Snap will introduce highly effective age-checks for all UK users this summer, Ofcom confirmed on Thursday (21 May).

The rollout underpins a wider child safety package agreed with the regulator. Snap is the only one of six major platforms to adopt every grooming prevention measure in Ofcom’s Illegal Harms Codes.

The result is that children using Snap in the UK will have stronger safeguards against adult predators than Snap users in any other country.

Adult strangers will be blocked from contacting children by default. Children will also no longer be prompted to expand their friendship groups to people they do not know.

The age-check rollout is the mechanism that makes those defaults enforceable, since Snap must reliably identify under-18s before applying child-specific settings to them.

The commitments follow Ofcom’s demand to tech firms in March to introduce failsafe protections against grooming. Snap has gone beyond its Online Safety Act duties, agreeing to notify Ofcom whenever it updates its risk assessments before making significant changes to services used by children.

That early-warning arrangement also covers Facebook, Instagram, Roblox and YouTube.

In one instance highlighted by Ofcom’s research, nearly three-quarters (73%) of 11 to 17-year-olds encountered harmful content in a four-week period, and 35% of those recalled exposure while scrolling their feed.
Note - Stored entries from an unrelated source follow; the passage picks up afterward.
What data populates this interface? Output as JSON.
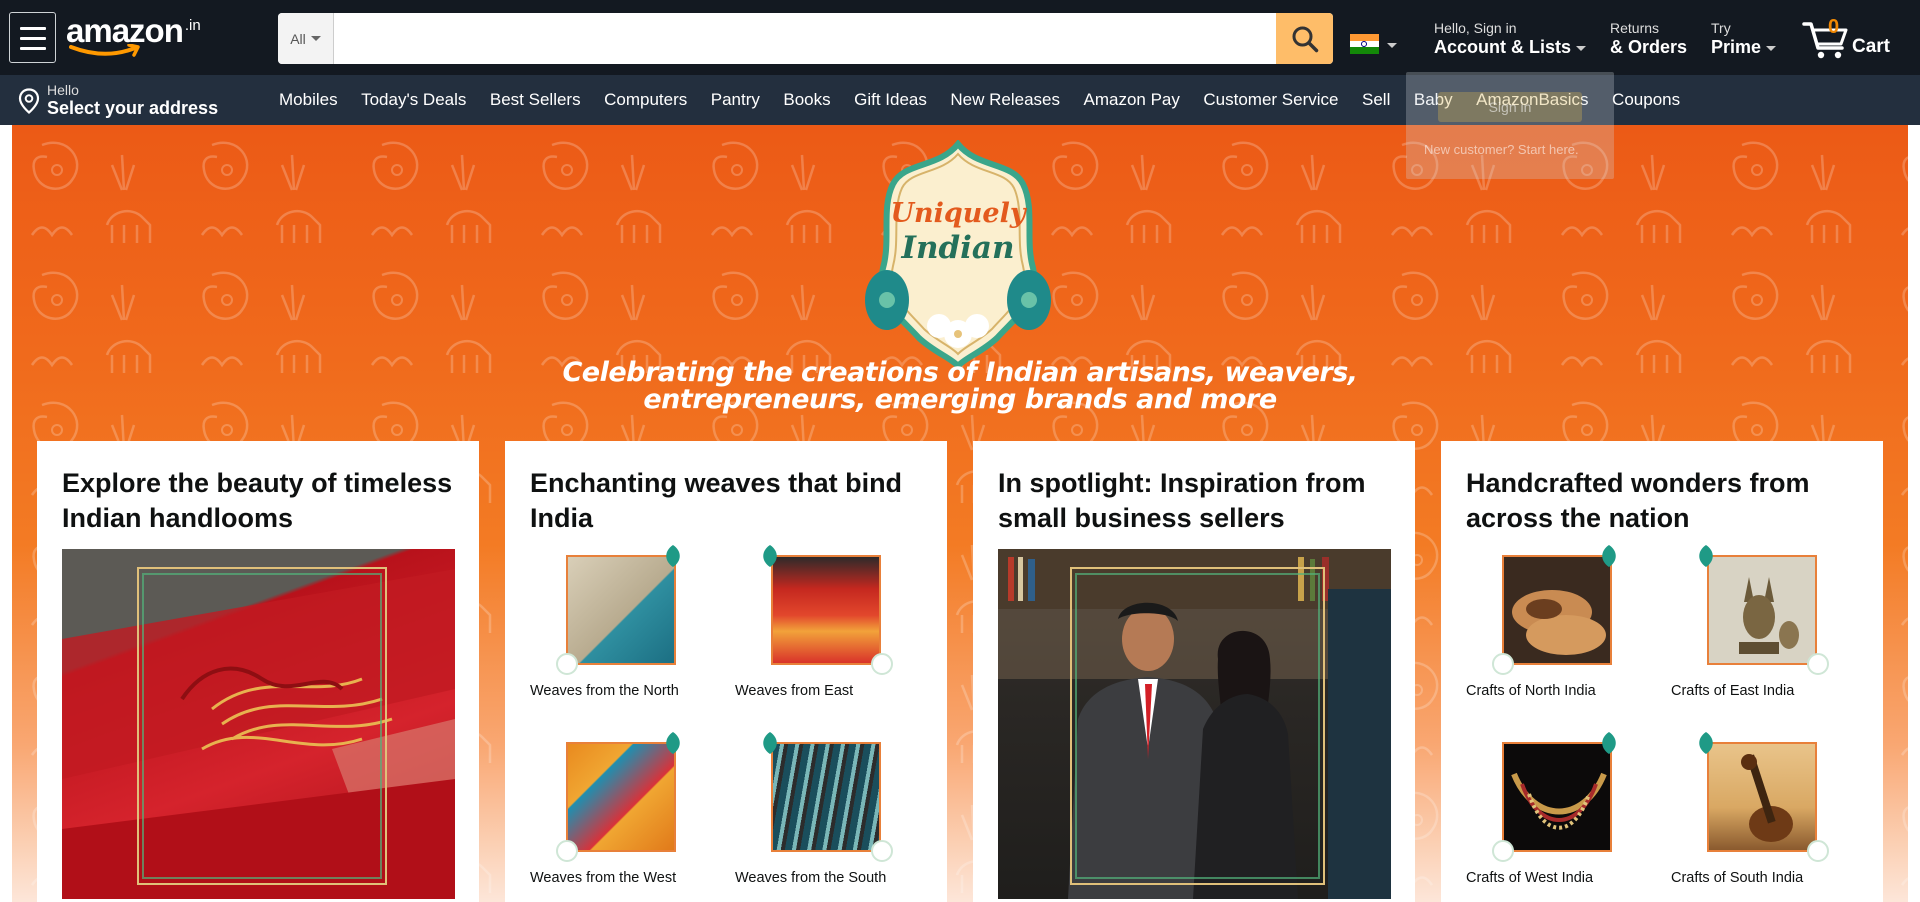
{
  "header": {
    "logo_text": "amazon",
    "logo_suffix": ".in",
    "search": {
      "category": "All",
      "value": "",
      "placeholder": ""
    },
    "account": {
      "line1": "Hello, Sign in",
      "line2": "Account & Lists"
    },
    "returns": {
      "line1": "Returns",
      "line2": "& Orders"
    },
    "prime": {
      "line1": "Try",
      "line2": "Prime"
    },
    "cart": {
      "count": "0",
      "label": "Cart"
    }
  },
  "subnav": {
    "address": {
      "hello": "Hello",
      "select": "Select your address"
    },
    "items": [
      "Mobiles",
      "Today's Deals",
      "Best Sellers",
      "Computers",
      "Pantry",
      "Books",
      "Gift Ideas",
      "New Releases",
      "Amazon Pay",
      "Customer Service",
      "Sell",
      "Baby",
      "AmazonBasics",
      "Coupons"
    ]
  },
  "signin_flyout": {
    "button": "Sign in",
    "new_customer": "New customer? Start here."
  },
  "hero": {
    "badge_line1": "Uniquely",
    "badge_line2": "Indian",
    "tagline_line1": "Celebrating the creations of Indian artisans, weavers,",
    "tagline_line2": "entrepreneurs, emerging brands and more"
  },
  "cards": [
    {
      "title": "Explore the beauty of timeless Indian handlooms"
    },
    {
      "title": "Enchanting weaves that bind India",
      "items": [
        {
          "label": "Weaves from the North"
        },
        {
          "label": "Weaves from East"
        },
        {
          "label": "Weaves from the West"
        },
        {
          "label": "Weaves from the South"
        }
      ]
    },
    {
      "title": "In spotlight: Inspiration from small business sellers"
    },
    {
      "title": "Handcrafted wonders from across the nation",
      "items": [
        {
          "label": "Crafts of North India"
        },
        {
          "label": "Crafts of East India"
        },
        {
          "label": "Crafts of West India"
        },
        {
          "label": "Crafts of South India"
        }
      ]
    }
  ],
  "colors": {
    "nav_bg": "#131921",
    "subnav_bg": "#232f3e",
    "search_button": "#febd69",
    "cart_count": "#f08804",
    "hero_orange": "#ec5a16"
  }
}
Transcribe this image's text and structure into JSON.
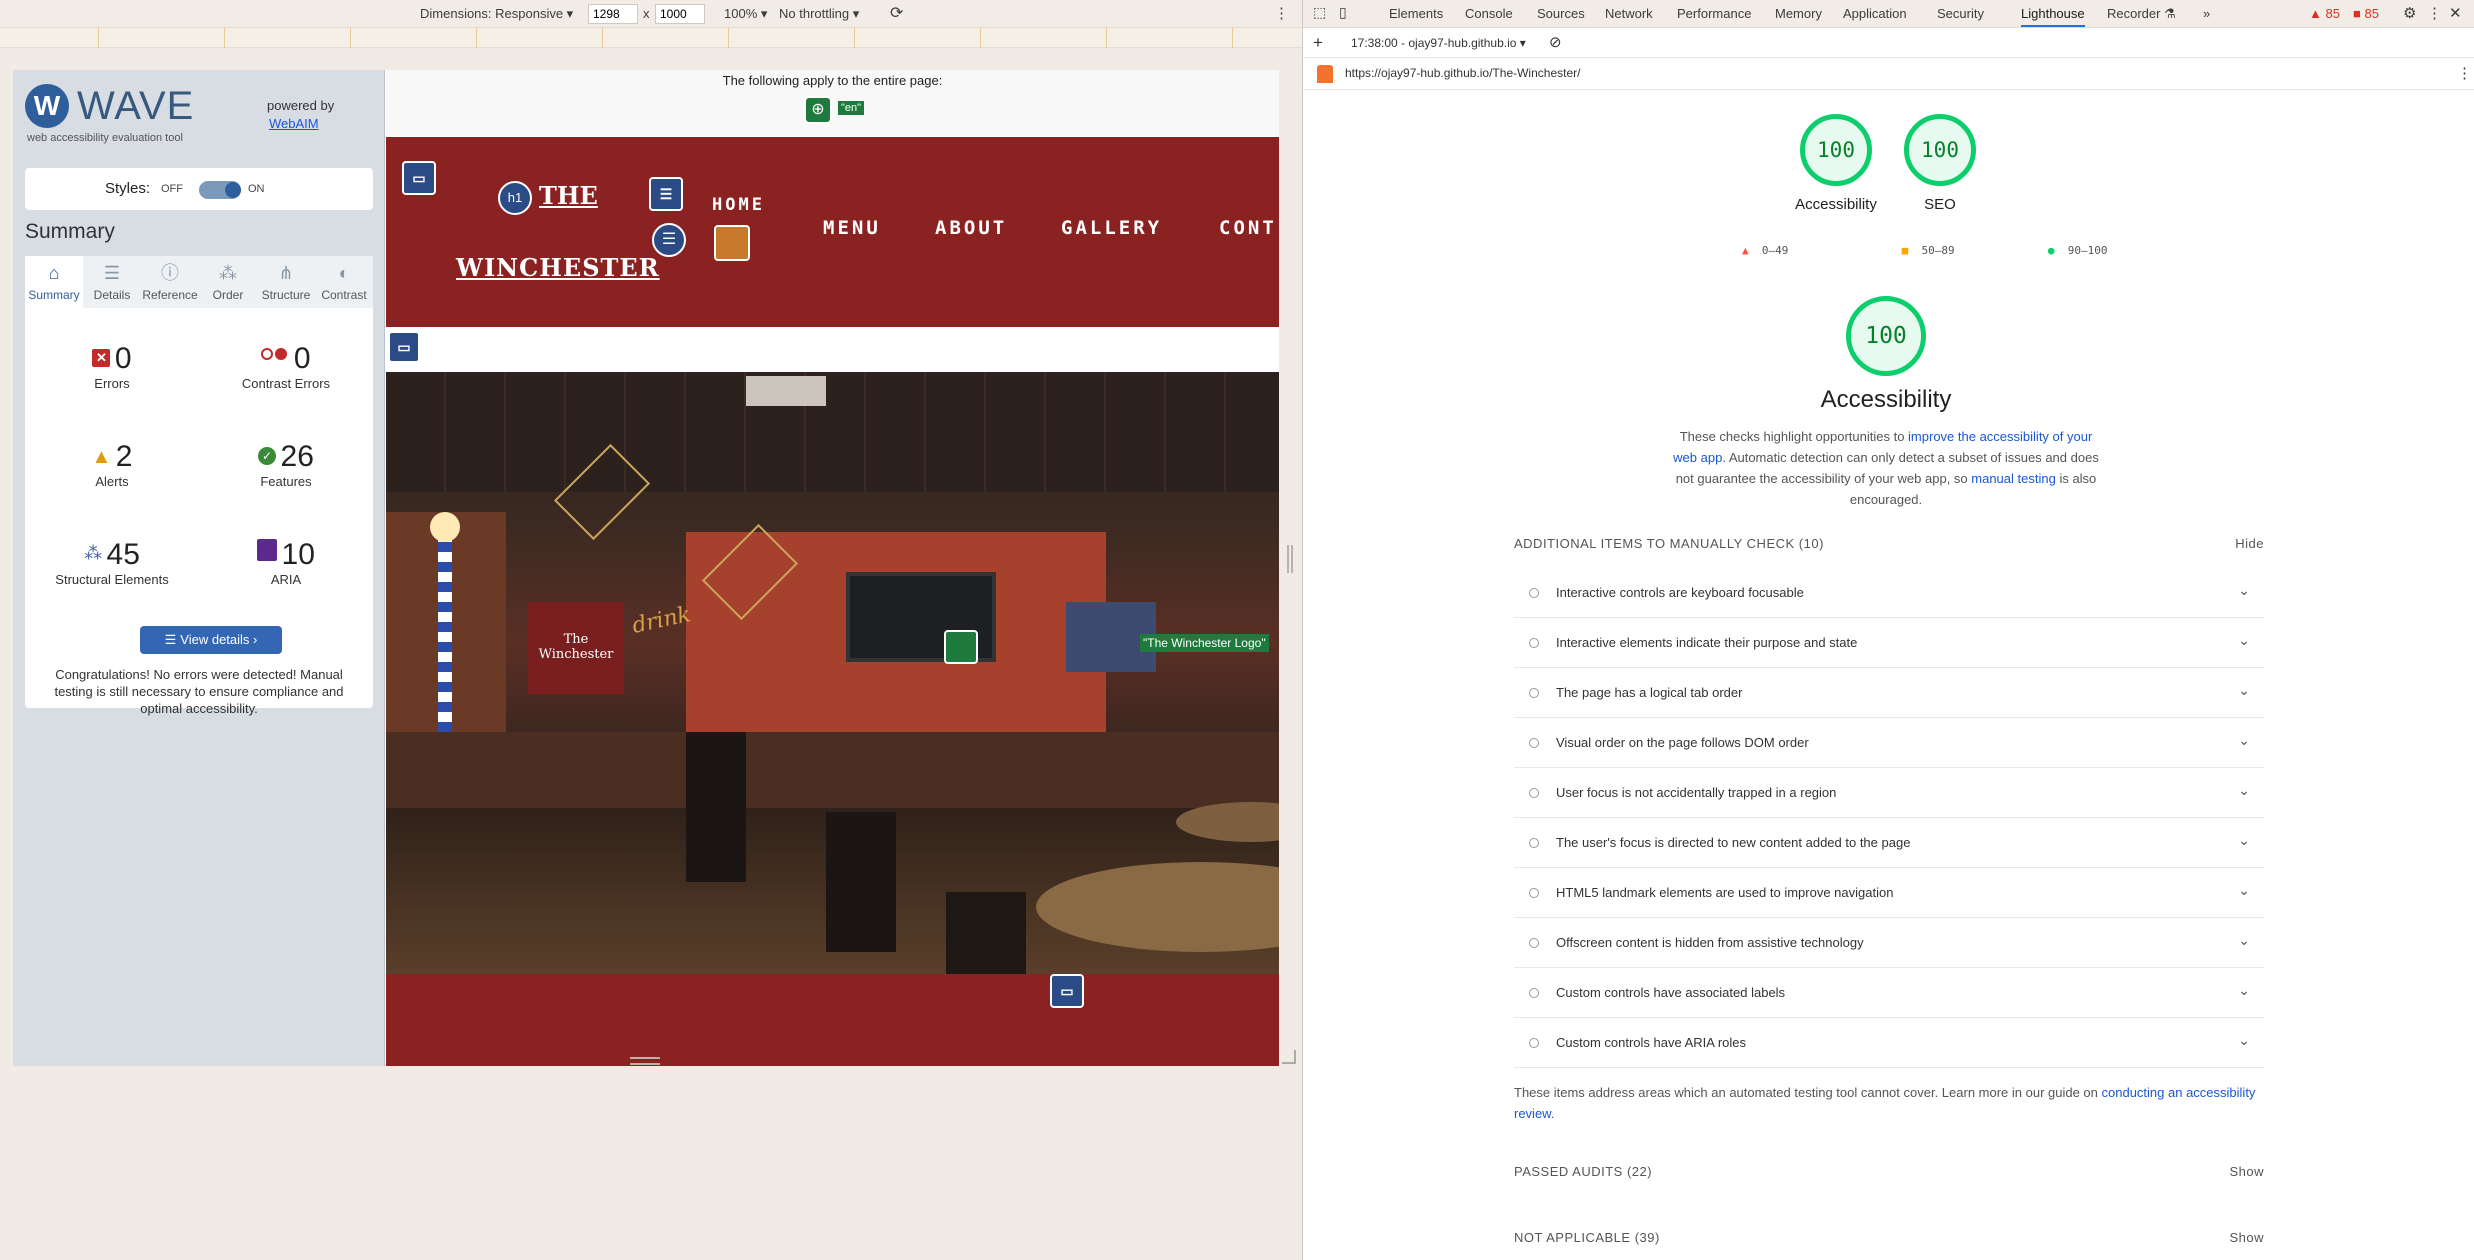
{
  "device_toolbar": {
    "dimensions_label": "Dimensions: Responsive ▾",
    "width": "1298",
    "x": "x",
    "height": "1000",
    "zoom": "100% ▾",
    "throttle": "No throttling ▾"
  },
  "wave": {
    "logo_letter": "W",
    "logo_text": "WAVE",
    "tagline": "web accessibility evaluation tool",
    "powered_by": "powered by",
    "powered_link": "WebAIM",
    "styles_label": "Styles:",
    "styles_off": "OFF",
    "styles_on": "ON",
    "summary_title": "Summary",
    "tabs": [
      "Summary",
      "Details",
      "Reference",
      "Order",
      "Structure",
      "Contrast"
    ],
    "stats": {
      "errors": {
        "num": "0",
        "label": "Errors"
      },
      "contrast": {
        "num": "0",
        "label": "Contrast Errors"
      },
      "alerts": {
        "num": "2",
        "label": "Alerts"
      },
      "features": {
        "num": "26",
        "label": "Features"
      },
      "structural": {
        "num": "45",
        "label": "Structural Elements"
      },
      "aria": {
        "num": "10",
        "label": "ARIA"
      }
    },
    "view_details": "View details ›",
    "congrats": "Congratulations! No errors were detected! Manual testing is still necessary to ensure compliance and optimal accessibility."
  },
  "site": {
    "entire_page_note": "The following apply to the entire page:",
    "lang_badge": "\"en\"",
    "h1_badge": "h1",
    "brand_line1": "THE",
    "brand_line2": "WINCHESTER",
    "nav": [
      "HOME",
      "MENU",
      "ABOUT",
      "GALLERY",
      "CONT"
    ],
    "hero_sign_line1": "The",
    "hero_sign_line2": "Winchester",
    "hero_neon": "drink",
    "alt_badge": "\"The Winchester Logo\""
  },
  "devtools": {
    "tabs": [
      "Elements",
      "Console",
      "Sources",
      "Network",
      "Performance",
      "Memory",
      "Application",
      "Security",
      "Lighthouse",
      "Recorder ⚗",
      "»"
    ],
    "active_tab": "Lighthouse",
    "warn_count": "85",
    "err_count": "85",
    "report_time": "17:38:00 - ojay97-hub.github.io ▾",
    "url": "https://ojay97-hub.github.io/The-Winchester/",
    "gauges": [
      {
        "score": "100",
        "label": "Accessibility"
      },
      {
        "score": "100",
        "label": "SEO"
      }
    ],
    "legend": [
      {
        "range": "0–49",
        "color": "#ff4e42"
      },
      {
        "range": "50–89",
        "color": "#ffa400"
      },
      {
        "range": "90–100",
        "color": "#0cce6b"
      }
    ],
    "main_score": "100",
    "main_title": "Accessibility",
    "desc_a": "These checks highlight opportunities to ",
    "desc_link1": "improve the accessibility of your web app",
    "desc_b": ". Automatic detection can only detect a subset of issues and does not guarantee the accessibility of your web app, so ",
    "desc_link2": "manual testing",
    "desc_c": " is also encouraged.",
    "manual_header": "ADDITIONAL ITEMS TO MANUALLY CHECK",
    "manual_count": "(10)",
    "manual_toggle": "Hide",
    "manual_items": [
      "Interactive controls are keyboard focusable",
      "Interactive elements indicate their purpose and state",
      "The page has a logical tab order",
      "Visual order on the page follows DOM order",
      "User focus is not accidentally trapped in a region",
      "The user's focus is directed to new content added to the page",
      "HTML5 landmark elements are used to improve navigation",
      "Offscreen content is hidden from assistive technology",
      "Custom controls have associated labels",
      "Custom controls have ARIA roles"
    ],
    "footnote_a": "These items address areas which an automated testing tool cannot cover. Learn more in our guide on ",
    "footnote_link": "conducting an accessibility review",
    "footnote_b": ".",
    "passed_header": "PASSED AUDITS",
    "passed_count": "(22)",
    "passed_toggle": "Show",
    "na_header": "NOT APPLICABLE",
    "na_count": "(39)",
    "na_toggle": "Show"
  }
}
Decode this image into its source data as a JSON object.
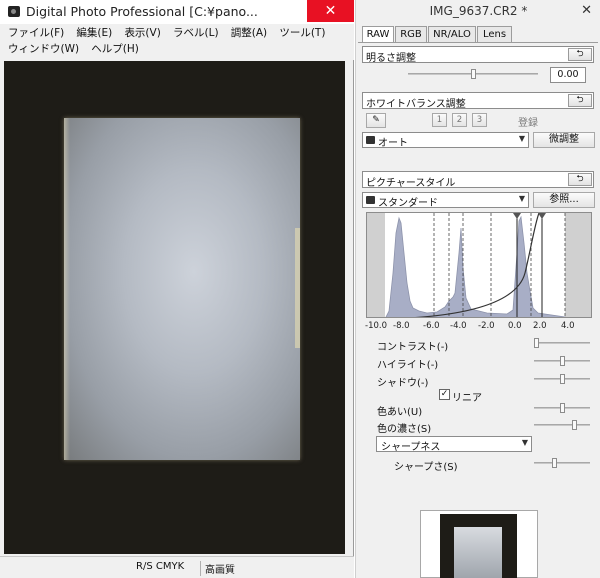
{
  "main_window": {
    "title": "Digital Photo Professional   [C:¥pano...",
    "close_glyph": "✕",
    "menu_row_1": [
      "ファイル(F)",
      "編集(E)",
      "表示(V)",
      "ラベル(L)",
      "調整(A)",
      "ツール(T)"
    ],
    "menu_row_2": [
      "ウィンドウ(W)",
      "ヘルプ(H)"
    ],
    "status": {
      "color_mode": "R/S CMYK",
      "quality": "高画質"
    }
  },
  "tool_palette": {
    "title": "IMG_9637.CR2 *",
    "close_glyph": "✕",
    "tabs": [
      "RAW",
      "RGB",
      "NR/ALO",
      "Lens"
    ],
    "active_tab": "RAW",
    "brightness": {
      "header": "明るさ調整",
      "reset_glyph": "⮌",
      "value": "0.00"
    },
    "white_balance": {
      "header": "ホワイトバランス調整",
      "reset_glyph": "⮌",
      "eyedropper_glyph": "✎",
      "presets": [
        "1",
        "2",
        "3"
      ],
      "register_label": "登録",
      "mode": "オート",
      "fine_tune_label": "微調整"
    },
    "picture_style": {
      "header": "ピクチャースタイル",
      "reset_glyph": "⮌",
      "style": "スタンダード",
      "browse_label": "参照..."
    },
    "histogram_axis": [
      "-10.0",
      "-8.0",
      "-6.0",
      "-4.0",
      "-2.0",
      "0.0",
      "2.0",
      "4.0"
    ],
    "adjustments": {
      "contrast": "コントラスト(-)",
      "highlight": "ハイライト(-)",
      "shadow": "シャドウ(-)",
      "linear": "リニア",
      "color_tone": "色あい(U)",
      "color_saturation": "色の濃さ(S)",
      "sharpness_mode": "シャープネス",
      "sharpness_strength": "シャープさ(S)"
    },
    "slider_levels": {
      "brightness": 0.5,
      "contrast": 0.0,
      "highlight": 0.5,
      "shadow": 0.5,
      "color_tone": 0.5,
      "color_saturation": 0.75,
      "sharpness_strength": 0.35
    }
  }
}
The regulator’s research also found that 84% of children aged 8 to 12 still use one of YouTube, Facebook, TikTok, Instagram or Snapchat despite all five setting a minimum age of 13.

Other platforms have committed less far

Meta has committed to hiding teens’ connection lists on Instagram by default and will roll out AI tools to detect likely sexualised conversations between adults and teens in Instagram direct messages.

Roblox will give parents the ability to switch off direct chat services entirely for under-16s.

TikTok and YouTube did not commit to significant changes to the content served to children, with both maintaining their feeds are already safe enough.

Ofcom has written to the Secretary of State to advise that current online safety laws do not explicitly require services to keep underage children off platforms using robust age checks.

The regulator is also exploring new inspection powers under the Online Safety Act, which would allow independent audits and remote inspection notices to observe content detection, moderation systems, algorithms and age-checks in real time.

“These changes have the potential to make children’s lives safer online,” said Melanie Dawes, Chief Executive at Ofcom. “We are determined to force through further changes, using the full extent of our powers and influence.”